Gaupa Fyr

GAUPA - self-titled

in


Fyr, the new EP by superbly skillful Swedes GAUPA, is a downright infuriating listen. Well, to this embarrassed rock critic, at least. How does a band capable of writing and executing a record, even if it is just an EP, without the slightest blemish, scratch or scuff? Like a parasitic worm, that confounding question bores into the brain of the listener and refuses to dislodge itself from an ear canal, because it knows it’s onto something. Well, so do GAUPA, and they’ve clearly learned that if a parasite can enter your skull and nibble at your brain, they can execute similar sabotage with a quintet of songs that Do. Not. Quit.

Not to be confused with Guapo, a long-running experimental group that put out records on Ipecac and Neurot Recordings, GAUPA consists of vocalist Emma Näslund, drummer Jimmy Hurtig, bassist Erik Jerka Sävström and guitarist David Zol Rosberg. The band makes room for guesting musician Adrian Dal Cero, whose contribution of bagpipes — yes, you’re reading that correctly — are integral to first track “Lion’s Thorn”. They don’t dominate the song, like Bon Scott’s did with such pronouncement on AC/DC’s first real hit song, “It’s a Long Way to the Top (If You Wanna Rock ‘n’ Roll)”. Dal Cero is more conservative with the use of the instrument, almost entirely employing it for the sake of setting the table on “Lion’s Thorn”. By the end of the song, Zol Rosberg and Jerka Sävström have taken over the stage with such force that the bagpipes seem like an afterthought.

On an album filled with surprises, there is practically none more notable than how “Lion’s Thorn” is followed by “Heavy Lord”, a rock track that’s got it all: righteous riffs, guitar histrionics, and a sense of tension that leads to explosions of rock brilliance. (You may have noticed that this review doesn’t use the word “metal”.) By all accounts, it should seem like a changing of the guard, but jarring the transition most certainly is not. GAUPA practically flaunt this great attribute of theirs — the ability to flow freely from Progressive to Stoner Rock to Doom and Folk and Psychedelic music. All the while, Guapa use Fyr as an opportunity to unleash their ferocious inner beasts — without letting a shred of friction come between each other, and without going so over the top with their blistering passages, lest they be slapped with the “M” word that, as stated above, they deliberately want to avoid.

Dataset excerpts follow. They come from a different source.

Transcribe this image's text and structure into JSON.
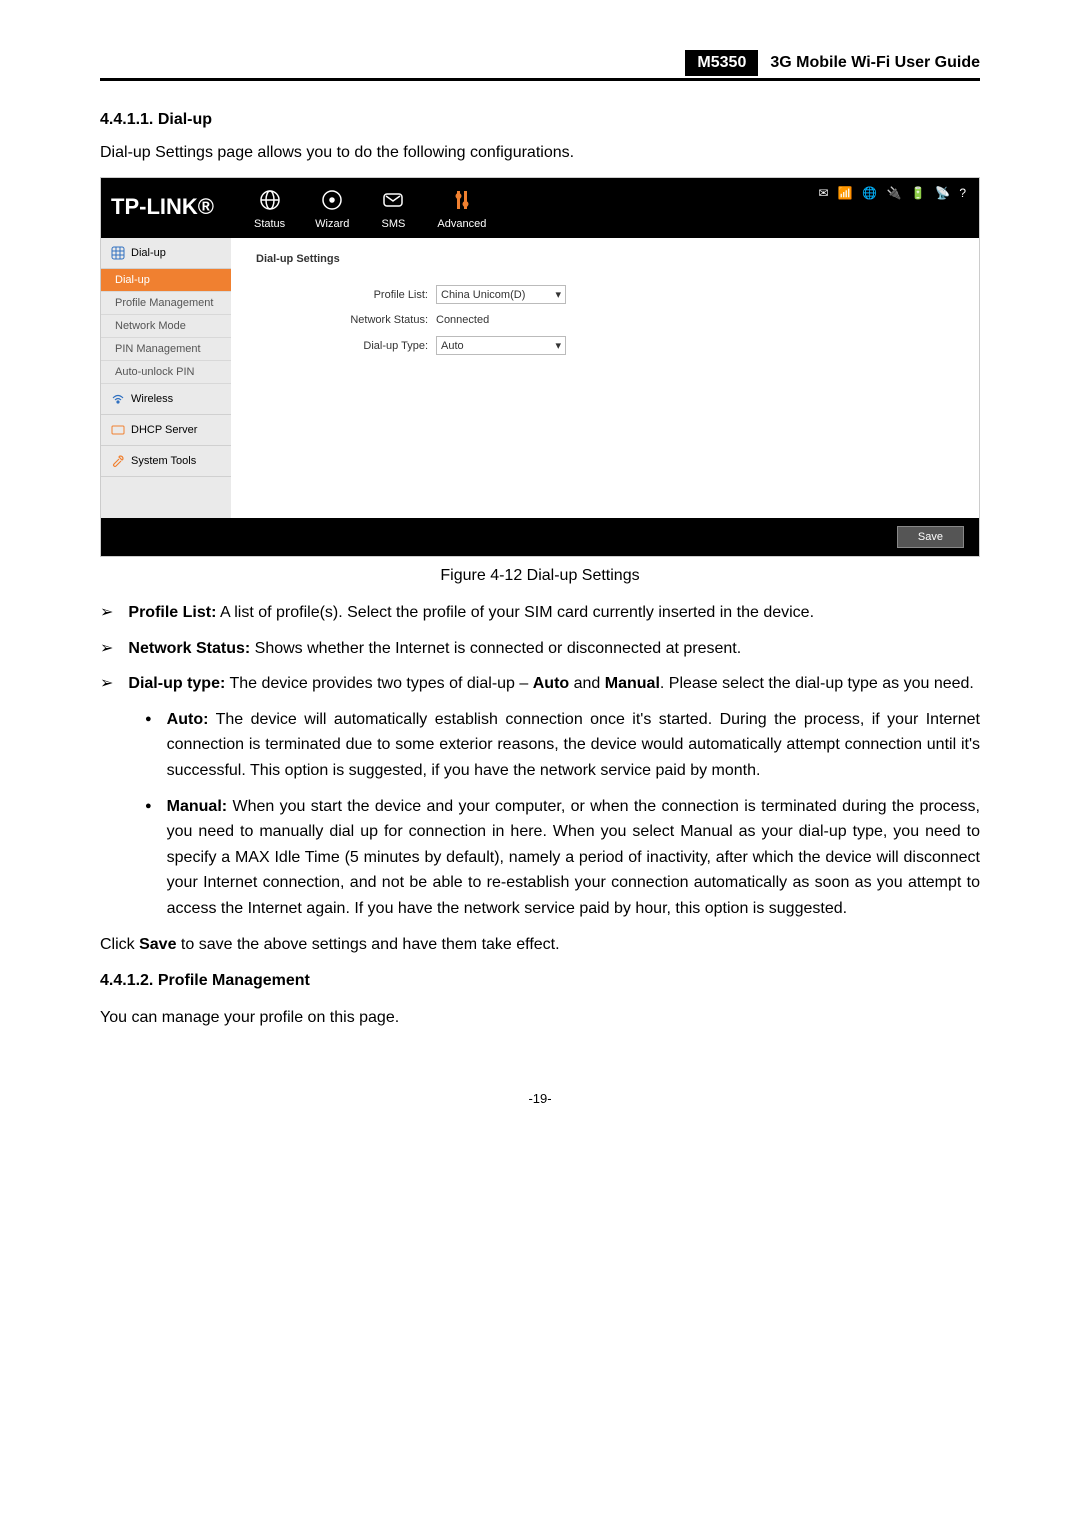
{
  "header": {
    "model": "M5350",
    "guide_title": "3G Mobile Wi-Fi User Guide"
  },
  "section1": {
    "number_title": "4.4.1.1.  Dial-up",
    "intro": "Dial-up Settings page allows you to do the following configurations."
  },
  "screenshot": {
    "logo": "TP-LINK®",
    "nav": {
      "status": "Status",
      "wizard": "Wizard",
      "sms": "SMS",
      "advanced": "Advanced"
    },
    "sidebar": {
      "dialup_group": "Dial-up",
      "dialup": "Dial-up",
      "profile_mgmt": "Profile Management",
      "network_mode": "Network Mode",
      "pin_mgmt": "PIN Management",
      "auto_unlock": "Auto-unlock PIN",
      "wireless": "Wireless",
      "dhcp": "DHCP Server",
      "system_tools": "System Tools"
    },
    "main": {
      "title": "Dial-up Settings",
      "profile_list_label": "Profile List:",
      "profile_list_value": "China Unicom(D)",
      "network_status_label": "Network Status:",
      "network_status_value": "Connected",
      "dialup_type_label": "Dial-up Type:",
      "dialup_type_value": "Auto"
    },
    "save_btn": "Save"
  },
  "figure_caption": "Figure 4-12 Dial-up Settings",
  "bullets": {
    "profile_list": {
      "label": "Profile List:",
      "text": " A list of profile(s). Select the profile of your SIM card currently inserted in the device."
    },
    "network_status": {
      "label": "Network Status:",
      "text": " Shows whether the Internet is connected or disconnected at present."
    },
    "dialup_type": {
      "label": "Dial-up type:",
      "text_a": " The device provides two types of dial-up – ",
      "auto_word": "Auto",
      "text_b": " and ",
      "manual_word": "Manual",
      "text_c": ". Please select the dial-up type as you need."
    },
    "auto": {
      "label": "Auto:",
      "text": " The device will automatically establish connection once it's started. During the process, if your Internet connection is terminated due to some exterior reasons, the device would automatically attempt connection until it's successful. This option is suggested, if you have the network service paid by month."
    },
    "manual": {
      "label": "Manual:",
      "text": " When you start the device and your computer, or when the connection is terminated during the process, you need to manually dial up for connection in here. When you select Manual as your dial-up type, you need to specify a MAX Idle Time (5 minutes by default), namely a period of inactivity, after which the device will disconnect your Internet connection, and not be able to re-establish your connection automatically as soon as you attempt to access the Internet again. If you have the network service paid by hour, this option is suggested."
    }
  },
  "save_para_a": "Click ",
  "save_para_b": "Save",
  "save_para_c": " to save the above settings and have them take effect.",
  "section2": {
    "number_title": "4.4.1.2.  Profile Management",
    "intro": "You can manage your profile on this page."
  },
  "page_number": "-19-"
}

In summation, Fyr is a masterwork of an EP that aims impossibly high and yet achieves a stratospheric stature that happens once in a blue moon when it comes to short-players. It may seem antithetical that it’s more difficult to craft an EP, given that they tend to be about half as long as their counterparts. Authors face a similar conundrum: can anyone who avidly reads literature claim with a straight face that there are more perfect short stories than there are novels? Of course not, and any argument to the contrary is effectively a denial of an objective truth.

That same line of logical reasoning applies to GAUPA’s Fyr, a compact treasure of a release that, like treasure collected under the premise of “spoils” during and after a war, should be shared and distributed among the masses. There is perhaps no greater challenge for the writers who contribute to Veil of Sound, and the readers who consume their writing, to proselytize about that super-secret band only four people know about, so the music fans can keep that under-appreciated band all to themselves. But it would be a travesty, if not sacrilegious, for a band like GAUPA – whose caliber of talent is so potent that they probably make like-minded bands weep – to continue to be as criminally overlooked as they have been since they originated. Eight (years) is enough.